October 22, 2013
The inseparable Marlin and Dory are off to Sydney to find Nemo. They encounter sharks that don't eat fish (how do they survive?), a hungry deepwater denizen, sea turtles, a whale, pelicans, and seagulls.
Meanwhile, our titular clownfish is in a tank in a dentist's office with other species of fish, including ringleader Gill (Willem Dafoe). Nemo must escape the tank soon, or he will become the present of the dentist's bratty fish-killing niece.
How others will see it. The success of Finding Nemo is nothing short of spectacular. In the U.S. alone, it achieved more than $400,000,000 at the box office. It also became the biggest selling DVD release. At imdb.com, it has more than 400K user votes.
Critical success was nearly as impressive. Winning Best Animated Feature at the Oscars was an achievement, but less so than securing a nomination for Best Original Screenplay. At imdb.com, the user rating of 8.1 is extremely high, enough to place the film within the website's Top 250. The user ratings are also highly consistent across demographics. Those who like the movie (and certainly constitute the majority) are charmed by the animation, characters, voice talent, and its ultimately feel-good story.
Naysayers exist for any movie, and many who dislike it do so out of concern for children: parts of the film may be traumatic. This reason is irrelevant for our purposes, since we are evaluating it as a film, and not as a family film.
How I felt about it. I generally dislike Finding Nemo, even though the same folks behind it also made the Toy Story trio, which I adore. Comparing the two franchises (Finding Nemo has a sequel in the works, Finding Dory, which brings up the question, why bother?) leads to several reasons why.
The voice talent is an obvious difference. Albert Brooks is whiny, Ellen DeGeneris is dippy, and both are annoying. I also dislike the use of Robbie Williams' generic note-for-note copy of Bobby Darin's "Beyond the Sea" when the latter's sublime version is vastly superior.

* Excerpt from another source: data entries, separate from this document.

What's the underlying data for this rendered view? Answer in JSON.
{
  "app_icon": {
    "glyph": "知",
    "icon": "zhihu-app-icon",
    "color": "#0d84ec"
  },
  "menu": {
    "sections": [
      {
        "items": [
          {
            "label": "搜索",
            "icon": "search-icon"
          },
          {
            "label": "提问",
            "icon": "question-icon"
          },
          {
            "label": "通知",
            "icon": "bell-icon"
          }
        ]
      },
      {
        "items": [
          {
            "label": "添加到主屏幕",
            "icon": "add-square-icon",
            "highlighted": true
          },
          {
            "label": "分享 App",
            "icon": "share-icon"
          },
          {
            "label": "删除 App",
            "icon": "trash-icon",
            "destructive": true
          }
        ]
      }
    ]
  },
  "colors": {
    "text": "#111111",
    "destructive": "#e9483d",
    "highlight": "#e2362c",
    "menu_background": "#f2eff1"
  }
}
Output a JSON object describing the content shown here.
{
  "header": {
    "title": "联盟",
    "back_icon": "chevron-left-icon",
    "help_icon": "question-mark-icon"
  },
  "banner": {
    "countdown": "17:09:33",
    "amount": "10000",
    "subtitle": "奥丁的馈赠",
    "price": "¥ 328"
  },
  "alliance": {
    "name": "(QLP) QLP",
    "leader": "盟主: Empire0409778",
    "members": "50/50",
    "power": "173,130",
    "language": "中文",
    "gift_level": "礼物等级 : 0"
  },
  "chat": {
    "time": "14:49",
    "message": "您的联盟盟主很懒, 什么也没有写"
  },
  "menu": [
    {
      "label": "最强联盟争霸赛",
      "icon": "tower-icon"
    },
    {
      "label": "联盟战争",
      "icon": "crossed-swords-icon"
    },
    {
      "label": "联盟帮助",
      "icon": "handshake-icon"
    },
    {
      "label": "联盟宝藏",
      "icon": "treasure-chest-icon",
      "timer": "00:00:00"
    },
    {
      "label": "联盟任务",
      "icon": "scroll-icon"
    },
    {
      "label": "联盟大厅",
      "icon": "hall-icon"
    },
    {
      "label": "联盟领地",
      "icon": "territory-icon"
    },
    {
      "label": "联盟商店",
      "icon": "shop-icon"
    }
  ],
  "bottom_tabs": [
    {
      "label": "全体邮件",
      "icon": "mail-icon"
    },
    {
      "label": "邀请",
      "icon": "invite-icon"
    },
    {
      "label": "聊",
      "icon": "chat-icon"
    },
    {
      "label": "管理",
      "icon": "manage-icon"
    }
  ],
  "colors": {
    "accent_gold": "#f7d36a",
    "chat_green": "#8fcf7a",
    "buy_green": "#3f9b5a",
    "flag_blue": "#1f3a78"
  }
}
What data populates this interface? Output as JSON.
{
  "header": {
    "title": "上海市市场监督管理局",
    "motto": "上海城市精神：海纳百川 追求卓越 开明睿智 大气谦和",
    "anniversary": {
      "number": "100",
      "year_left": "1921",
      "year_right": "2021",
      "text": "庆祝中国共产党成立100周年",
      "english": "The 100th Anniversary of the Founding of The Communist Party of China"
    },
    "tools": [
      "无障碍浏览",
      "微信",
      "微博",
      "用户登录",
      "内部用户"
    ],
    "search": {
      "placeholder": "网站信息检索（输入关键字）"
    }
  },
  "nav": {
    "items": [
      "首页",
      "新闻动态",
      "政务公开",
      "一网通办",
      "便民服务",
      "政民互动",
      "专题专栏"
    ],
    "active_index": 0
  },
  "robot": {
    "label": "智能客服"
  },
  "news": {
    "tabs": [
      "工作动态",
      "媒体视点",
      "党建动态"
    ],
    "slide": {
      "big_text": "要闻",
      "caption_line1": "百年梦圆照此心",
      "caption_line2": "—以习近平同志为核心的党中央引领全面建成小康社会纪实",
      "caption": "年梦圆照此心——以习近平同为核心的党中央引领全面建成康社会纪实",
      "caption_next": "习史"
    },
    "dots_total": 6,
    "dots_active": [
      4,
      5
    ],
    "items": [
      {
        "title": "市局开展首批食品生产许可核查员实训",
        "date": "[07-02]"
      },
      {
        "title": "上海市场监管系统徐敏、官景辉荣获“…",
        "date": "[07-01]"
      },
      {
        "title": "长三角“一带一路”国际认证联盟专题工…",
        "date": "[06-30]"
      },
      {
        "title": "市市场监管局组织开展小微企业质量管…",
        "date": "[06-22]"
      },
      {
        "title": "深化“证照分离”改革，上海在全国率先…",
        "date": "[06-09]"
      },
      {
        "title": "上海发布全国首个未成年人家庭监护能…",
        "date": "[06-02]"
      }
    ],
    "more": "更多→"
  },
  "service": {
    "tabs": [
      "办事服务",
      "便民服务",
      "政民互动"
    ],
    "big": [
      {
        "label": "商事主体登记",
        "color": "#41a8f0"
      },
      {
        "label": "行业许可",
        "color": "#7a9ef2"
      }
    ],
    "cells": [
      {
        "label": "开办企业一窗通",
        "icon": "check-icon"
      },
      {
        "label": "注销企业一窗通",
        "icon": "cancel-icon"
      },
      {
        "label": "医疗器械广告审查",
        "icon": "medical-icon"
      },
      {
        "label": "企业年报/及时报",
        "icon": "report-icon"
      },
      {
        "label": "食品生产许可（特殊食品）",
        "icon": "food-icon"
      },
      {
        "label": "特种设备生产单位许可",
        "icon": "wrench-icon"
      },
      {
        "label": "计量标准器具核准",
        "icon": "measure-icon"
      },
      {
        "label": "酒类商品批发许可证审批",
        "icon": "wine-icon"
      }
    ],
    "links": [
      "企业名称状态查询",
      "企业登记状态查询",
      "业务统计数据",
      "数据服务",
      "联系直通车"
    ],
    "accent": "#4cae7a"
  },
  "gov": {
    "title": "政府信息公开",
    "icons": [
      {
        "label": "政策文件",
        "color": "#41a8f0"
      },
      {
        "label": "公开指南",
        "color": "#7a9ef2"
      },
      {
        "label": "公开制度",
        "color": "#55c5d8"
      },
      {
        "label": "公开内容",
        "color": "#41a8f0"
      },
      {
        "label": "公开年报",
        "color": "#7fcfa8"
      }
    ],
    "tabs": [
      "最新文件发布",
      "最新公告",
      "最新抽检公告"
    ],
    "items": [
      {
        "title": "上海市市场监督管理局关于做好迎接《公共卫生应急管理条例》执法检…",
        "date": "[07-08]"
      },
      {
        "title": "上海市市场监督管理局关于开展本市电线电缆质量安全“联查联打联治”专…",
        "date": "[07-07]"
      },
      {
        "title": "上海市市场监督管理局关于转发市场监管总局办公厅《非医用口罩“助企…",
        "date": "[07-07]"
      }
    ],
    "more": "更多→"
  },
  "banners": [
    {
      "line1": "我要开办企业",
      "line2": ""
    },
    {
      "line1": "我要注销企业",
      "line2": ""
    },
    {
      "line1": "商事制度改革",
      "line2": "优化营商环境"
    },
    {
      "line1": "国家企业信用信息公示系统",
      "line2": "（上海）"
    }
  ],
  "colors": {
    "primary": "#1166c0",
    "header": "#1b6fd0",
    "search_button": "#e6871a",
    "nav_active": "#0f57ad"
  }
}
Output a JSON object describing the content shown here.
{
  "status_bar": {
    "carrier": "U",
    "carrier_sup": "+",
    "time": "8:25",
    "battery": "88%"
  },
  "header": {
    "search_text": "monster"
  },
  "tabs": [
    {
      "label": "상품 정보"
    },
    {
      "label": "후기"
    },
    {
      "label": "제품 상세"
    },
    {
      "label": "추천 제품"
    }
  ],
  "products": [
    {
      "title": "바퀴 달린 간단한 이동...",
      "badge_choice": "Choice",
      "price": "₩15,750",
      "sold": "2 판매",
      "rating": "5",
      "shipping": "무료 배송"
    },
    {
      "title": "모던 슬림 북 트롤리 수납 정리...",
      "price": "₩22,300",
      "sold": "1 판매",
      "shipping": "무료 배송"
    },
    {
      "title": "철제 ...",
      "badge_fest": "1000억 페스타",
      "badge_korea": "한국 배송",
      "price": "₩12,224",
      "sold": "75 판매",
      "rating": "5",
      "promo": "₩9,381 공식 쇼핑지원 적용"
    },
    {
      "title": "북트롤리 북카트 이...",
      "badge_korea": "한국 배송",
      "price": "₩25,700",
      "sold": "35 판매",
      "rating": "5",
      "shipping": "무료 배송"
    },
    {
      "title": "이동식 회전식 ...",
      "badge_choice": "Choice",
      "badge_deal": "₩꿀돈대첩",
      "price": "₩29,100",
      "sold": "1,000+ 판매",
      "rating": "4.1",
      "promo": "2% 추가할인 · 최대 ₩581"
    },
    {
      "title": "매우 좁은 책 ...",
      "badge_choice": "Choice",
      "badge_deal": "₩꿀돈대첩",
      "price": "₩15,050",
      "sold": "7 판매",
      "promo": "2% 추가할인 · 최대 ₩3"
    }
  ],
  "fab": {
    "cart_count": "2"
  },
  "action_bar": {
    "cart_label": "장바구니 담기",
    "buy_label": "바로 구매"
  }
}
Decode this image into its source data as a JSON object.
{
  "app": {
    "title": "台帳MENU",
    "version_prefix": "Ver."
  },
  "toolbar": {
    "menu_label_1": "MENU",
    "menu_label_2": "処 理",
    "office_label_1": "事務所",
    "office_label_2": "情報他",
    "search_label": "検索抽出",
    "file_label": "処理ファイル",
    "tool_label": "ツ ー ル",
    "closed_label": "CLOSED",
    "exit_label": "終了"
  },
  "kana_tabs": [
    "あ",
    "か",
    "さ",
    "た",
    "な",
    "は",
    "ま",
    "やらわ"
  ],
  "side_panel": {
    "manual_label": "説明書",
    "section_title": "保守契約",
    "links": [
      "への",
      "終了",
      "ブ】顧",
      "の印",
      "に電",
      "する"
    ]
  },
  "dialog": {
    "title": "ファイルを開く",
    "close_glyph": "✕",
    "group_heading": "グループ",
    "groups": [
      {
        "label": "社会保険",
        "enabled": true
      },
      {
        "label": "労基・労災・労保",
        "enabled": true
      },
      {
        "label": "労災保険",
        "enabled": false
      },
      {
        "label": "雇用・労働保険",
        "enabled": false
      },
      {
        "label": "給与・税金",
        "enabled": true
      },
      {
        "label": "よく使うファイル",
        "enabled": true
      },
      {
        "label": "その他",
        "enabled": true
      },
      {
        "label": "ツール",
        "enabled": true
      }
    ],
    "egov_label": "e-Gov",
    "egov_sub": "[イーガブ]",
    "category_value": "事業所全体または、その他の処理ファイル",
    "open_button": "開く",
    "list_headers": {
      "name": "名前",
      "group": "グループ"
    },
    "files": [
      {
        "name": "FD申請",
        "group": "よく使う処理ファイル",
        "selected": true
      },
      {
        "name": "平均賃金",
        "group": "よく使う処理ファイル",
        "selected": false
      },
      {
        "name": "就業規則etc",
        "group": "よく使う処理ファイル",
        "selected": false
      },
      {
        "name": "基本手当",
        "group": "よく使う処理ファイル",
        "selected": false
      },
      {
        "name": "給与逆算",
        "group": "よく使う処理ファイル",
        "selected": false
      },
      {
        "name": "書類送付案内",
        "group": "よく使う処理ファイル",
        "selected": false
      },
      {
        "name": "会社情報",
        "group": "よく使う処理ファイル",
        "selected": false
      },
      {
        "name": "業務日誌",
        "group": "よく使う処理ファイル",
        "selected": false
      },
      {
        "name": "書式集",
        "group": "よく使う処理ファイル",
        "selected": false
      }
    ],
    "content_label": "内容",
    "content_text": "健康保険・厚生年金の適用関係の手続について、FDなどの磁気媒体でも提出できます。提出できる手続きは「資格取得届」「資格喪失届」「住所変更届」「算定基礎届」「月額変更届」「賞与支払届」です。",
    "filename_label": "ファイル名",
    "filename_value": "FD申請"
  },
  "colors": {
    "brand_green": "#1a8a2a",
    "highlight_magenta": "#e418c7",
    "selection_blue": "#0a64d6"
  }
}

More to the point is the implausible story. It is a trillion to one shot that Marlin and Nemo will be reunited and return home safely. Marlin would be better off mating with another clownfish and producing another 400 Nemos from the eggs.
It's hard to decide which events are the most preposterous: Marlin and Dory kidnapped by vegetarian sharks, a net's worth of tuna breaking the beam of a fishing vessel, pelicans conspiring to save the lives of Marlin and Nemo, or a flushed fish making it alive into the ocean through chlorinated and waste treated water.
Some of the scenes are practically nauseating. At film's end, Nemo leaves the school to give Marlin a final hug. Let's hear it for the cartoon fish: Awwwwww!
The portion of the film that works best is set in the dentist's tank. A diverse group of characters placed together in close quarters, and a credible situation as well. Unfortunately, the tank scenes constitute a minority of the movie. And the escape from the tank is dubious. We are to believe that fish in water-filled ziplock bags can swim their way from the windowsill across a busy street and into the ocean?